Ma is the go-to expert in what is arguably the most sensitive subject in Hong Kong: He meticulously tracks perceived foreign interference in the Special Administrative Region (SAR).
In the West, in similar circumstances, he would be a media star. With a smirk, he told me that local journalists, whether working in English or Chinese, rarely visit him, not to mention foreigners.
Ma received me at his office in Wanchai this past Saturday morning after a "dark day" of rampage, as described by the SAR government. He wasted no time before calling my attention to a petition requesting a "United Nations investigation into the United States' involvement in Hong Kong riots."
He let me see a copy of the document, which lists the People's Republic of China as petitioner, the United States of America as respondent nation and the Hong Kong Legal Exchange Foundation as ex parte petitioner. This was submitted on Aug. 16 to the UN Security Council in Geneva, directed to UN Secretary-General Antonio Guterres.
In the document, Issue II deals with "funded, sponsored and provided supplies to any organizations, groups, companies, political parties or individuals" and "trained and front-line protesters, students and dissidents."
Predictably, the US National Endowment for Democracy is listed in the documentation: its largest 2018 grants were directed to China, slightly ahead of Russia.
The NED was founded in 1983 after serial covert CIA ops across the Global South had been exposed.
In 1986, NED President Carl Gershman told the New York Times: "It would be terrible for democratic groups around the world to be seen as subsidized by the CIA. We saw that in the '60s, and that's why it has been discontinued." As the Times article explained about the NED:
"In some respects, the program resembles the aid given by the Central Intelligence Agency in the 1950s, '60s and '70s to bolster pro-American political groups. But that aid was clandestine and, subsequent Congressional investigations found, often used planted newspaper articles and other forms of intentionally misleading information. The current financing is largely public despite some recipients' wish to keep some activities secret and appears to be given with the objective of shoring up political pluralism, broader than the CIA's goals of fostering pro-Americanism."Soft power at work
So it's no secret, all across the Global South, that under the cover of a benign umbrella promoting democracy and human rights, the NED works as a soft-power mechanism actively interfering in politics and society. Recent examples include Ukraine, Venezuela and Nicaragua. In many cases, that is conducive to regime change.
The NED's board of directors includes Elliott Abrams, who was instrumental in financing and weaponizing the Contras in Nicaragua, and Victoria Nuland, who supervised the financing and weaponizing of militias in Ukraine that some but not all experts have described as neo-fascist.
The NED offers grants via various branches.

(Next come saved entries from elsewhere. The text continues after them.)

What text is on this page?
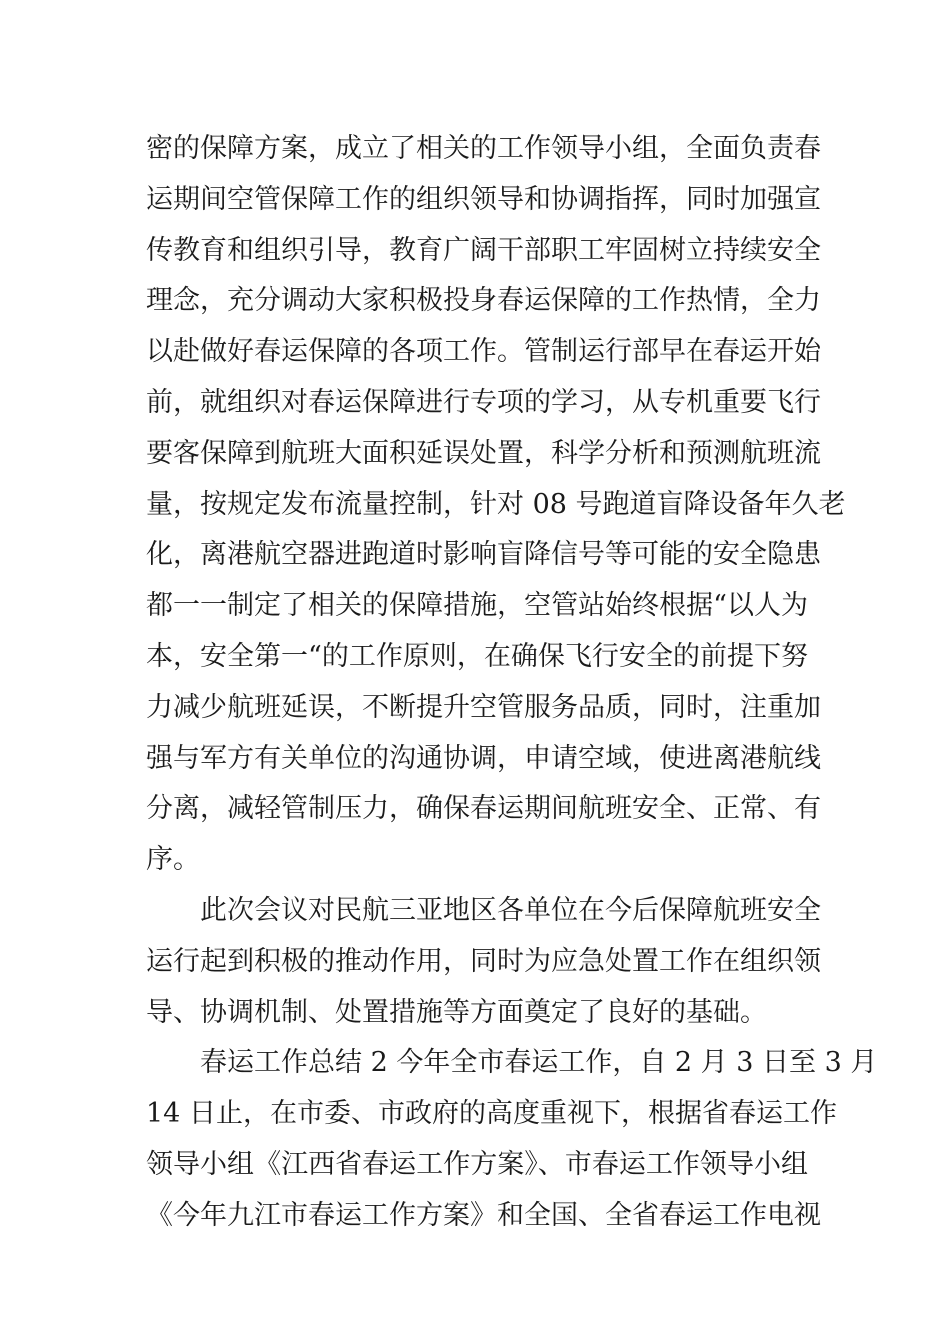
密的保障方案，成立了相关的工作领导小组，全面负责春
运期间空管保障工作的组织领导和协调指挥，同时加强宣
传教育和组织引导，教育广阔干部职工牢固树立持续安全
理念，充分调动大家积极投身春运保障的工作热情，全力
以赴做好春运保障的各项工作。管制运行部早在春运开始
前，就组织对春运保障进行专项的学习，从专机重要飞行
要客保障到航班大面积延误处置，科学分析和预测航班流
量，按规定发布流量控制，针对 08 号跑道盲降设备年久老
化，离港航空器进跑道时影响盲降信号等可能的安全隐患
都一一制定了相关的保障措施，空管站始终根据“以人为
本，安全第一“的工作原则，在确保飞行安全的前提下努
力减少航班延误，不断提升空管服务品质，同时，注重加
强与军方有关单位的沟通协调，申请空域，使进离港航线
分离，减轻管制压力，确保春运期间航班安全、正常、有
序。
此次会议对民航三亚地区各单位在今后保障航班安全
运行起到积极的推动作用，同时为应急处置工作在组织领
导、协调机制、处置措施等方面奠定了良好的基础。
春运工作总结 2 今年全市春运工作，自 2 月 3 日至 3 月
14 日止，在市委、市政府的高度重视下，根据省春运工作
领导小组《江西省春运工作方案》、市春运工作领导小组
《今年九江市春运工作方案》和全国、全省春运工作电视
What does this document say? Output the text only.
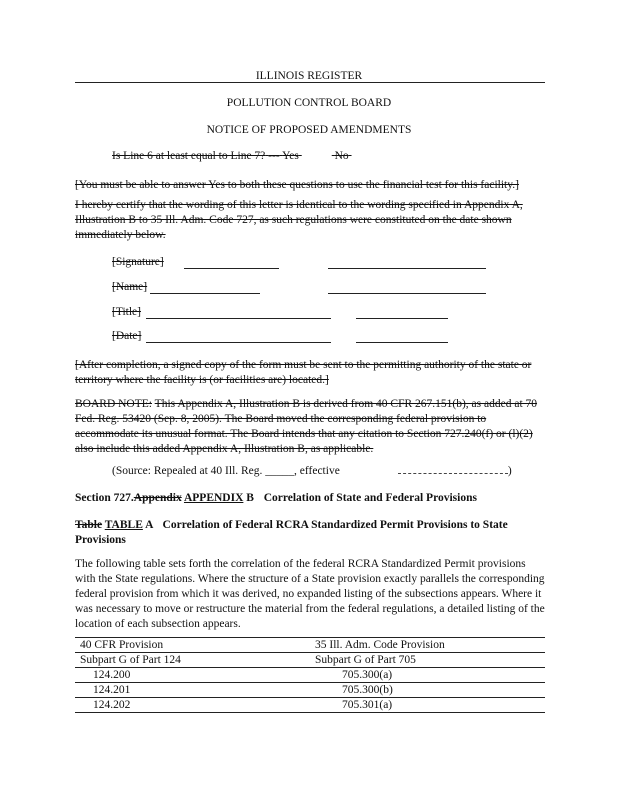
ILLINOIS REGISTER
POLLUTION CONTROL BOARD
NOTICE OF PROPOSED AMENDMENTS
Is Line 6 at least equal to Line 7? --- Yes	No
[You must be able to answer Yes to both these questions to use the financial test for this facility.]
I hereby certify that the wording of this letter is identical to the wording specified in Appendix A, Illustration B to 35 Ill. Adm. Code 727, as such regulations were constituted on the date shown immediately below.
[Signature]
[Name]
[Title]
[Date]
[After completion, a signed copy of the form must be sent to the permitting authority of the state or territory where the facility is (or facilities are) located.]
BOARD NOTE: This Appendix A, Illustration B is derived from 40 CFR 267.151(b), as added at 70 Fed. Reg. 53420 (Sep. 8, 2005). The Board moved the corresponding federal provision to accommodate its unusual format. The Board intends that any citation to Section 727.240(f) or (l)(2) also include this added Appendix A, Illustration B, as applicable.
(Source: Repealed at 40 Ill. Reg. _____, effective	)
Section 727.Appendix APPENDIX B Correlation of State and Federal Provisions
Table TABLE A Correlation of Federal RCRA Standardized Permit Provisions to State Provisions
The following table sets forth the correlation of the federal RCRA Standardized Permit provisions with the State regulations. Where the structure of a State provision exactly parallels the corresponding federal provision from which it was derived, no expanded listing of the subsections appears. Where it was necessary to move or restructure the material from the federal regulations, a detailed listing of the location of each subsection appears.
40 CFR Provision	35 Ill. Adm. Code Provision
Subpart G of Part 124	Subpart G of Part 705
124.200	705.300(a)
124.201	705.300(b)
124.202	705.301(a)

One of them is the National Democratic Institute, which has been active in Hong Kong since the 1997 handover. These are some of the grants offered by the NED in Hong Kong in 2018.

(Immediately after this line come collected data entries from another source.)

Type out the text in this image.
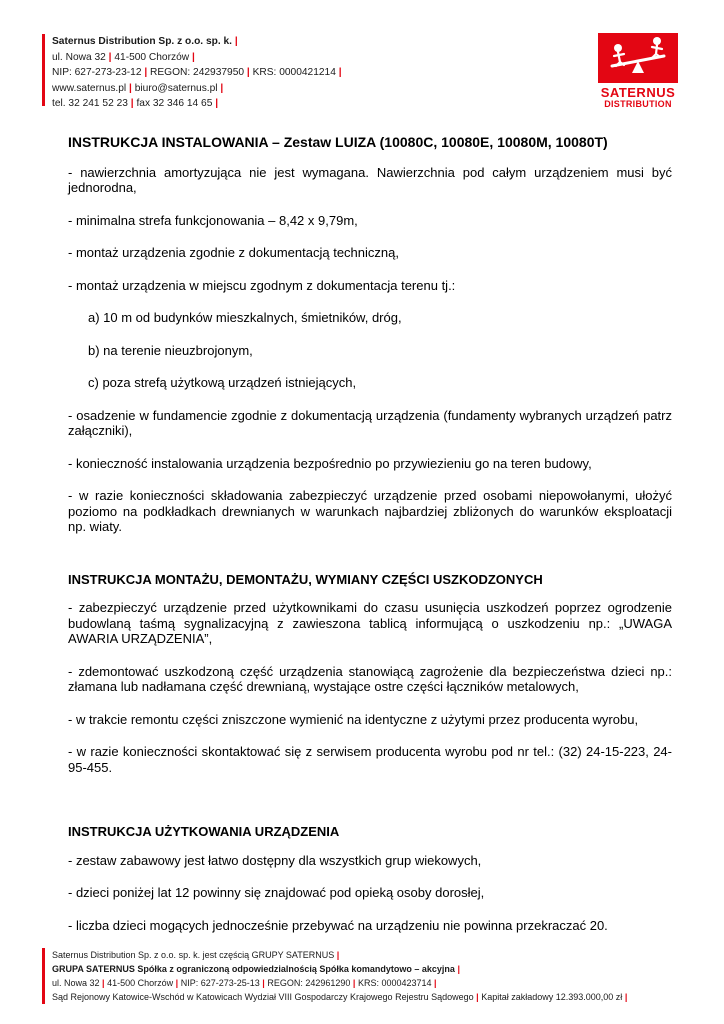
Saternus Distribution Sp. z o.o. sp. k. |
ul. Nowa 32 | 41-500 Chorzów |
NIP: 627-273-23-12 | REGON: 242937950 | KRS: 0000421214 |
www.saternus.pl | biuro@saternus.pl |
tel. 32 241 52 23 | fax 32 346 14 65 |
SATERNUS
DISTRIBUTION
INSTRUKCJA INSTALOWANIA – Zestaw LUIZA (10080C, 10080E, 10080M, 10080T)
- nawierzchnia amortyzująca nie jest wymagana. Nawierzchnia pod całym urządzeniem musi być jednorodna,
- minimalna strefa funkcjonowania – 8,42 x 9,79m,
- montaż urządzenia zgodnie z dokumentacją techniczną,
- montaż urządzenia w miejscu zgodnym z dokumentacja terenu tj.:
a) 10 m od budynków mieszkalnych, śmietników, dróg,
b) na terenie nieuzbrojonym,
c) poza strefą użytkową urządzeń istniejących,
- osadzenie w fundamencie zgodnie z dokumentacją urządzenia (fundamenty wybranych urządzeń patrz załączniki),
- konieczność instalowania urządzenia bezpośrednio po przywiezieniu go na teren budowy,
- w razie konieczności składowania zabezpieczyć urządzenie przed osobami niepowołanymi, ułożyć poziomo na podkładkach drewnianych w warunkach najbardziej zbliżonych do warunków eksploatacji np. wiaty.
INSTRUKCJA MONTAŻU, DEMONTAŻU, WYMIANY CZĘŚCI USZKODZONYCH
- zabezpieczyć urządzenie przed użytkownikami do czasu usunięcia uszkodzeń poprzez ogrodzenie budowlaną taśmą sygnalizacyjną z zawieszona tablicą informującą o uszkodzeniu np.: „UWAGA AWARIA URZĄDZENIA”,
- zdemontować uszkodzoną część urządzenia stanowiącą zagrożenie dla bezpieczeństwa dzieci np.: złamana lub nadłamana część drewnianą, wystające ostre części łączników metalowych,
- w trakcie remontu części zniszczone wymienić na identyczne z użytymi przez producenta wyrobu,
- w razie konieczności skontaktować się z serwisem producenta wyrobu pod nr tel.: (32) 24-15-223, 24-95-455.
INSTRUKCJA UŻYTKOWANIA URZĄDZENIA
- zestaw zabawowy jest łatwo dostępny dla wszystkich grup wiekowych,
- dzieci poniżej lat 12 powinny się znajdować pod opieką osoby dorosłej,
- liczba dzieci mogących jednocześnie przebywać na urządzeniu nie powinna przekraczać 20.
Saternus Distribution Sp. z o.o. sp. k. jest częścią GRUPY SATERNUS |
GRUPA SATERNUS Spółka z ograniczoną odpowiedzialnością Spółka komandytowo – akcyjna |
ul. Nowa 32 | 41-500 Chorzów | NIP: 627-273-25-13 | REGON: 242961290 | KRS: 0000423714 |
Sąd Rejonowy Katowice-Wschód w Katowicach Wydział VIII Gospodarczy Krajowego Rejestru Sądowego | Kapitał zakładowy 12.393.000,00 zł |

At least one Hong Kong-based publication took the trouble of studying the NED's local connections, even publishing a chart of the anti-extradition protest organizational structure. But none of the evidence is conclusive. The most the publication could say was, "If we analyze the historical involvement of NED in Occupy Central and the sequence of events that took place from March in 2019, it is highly possible that the Americans may be potentially involved in the current civil unrest via NED albeit not conclusive."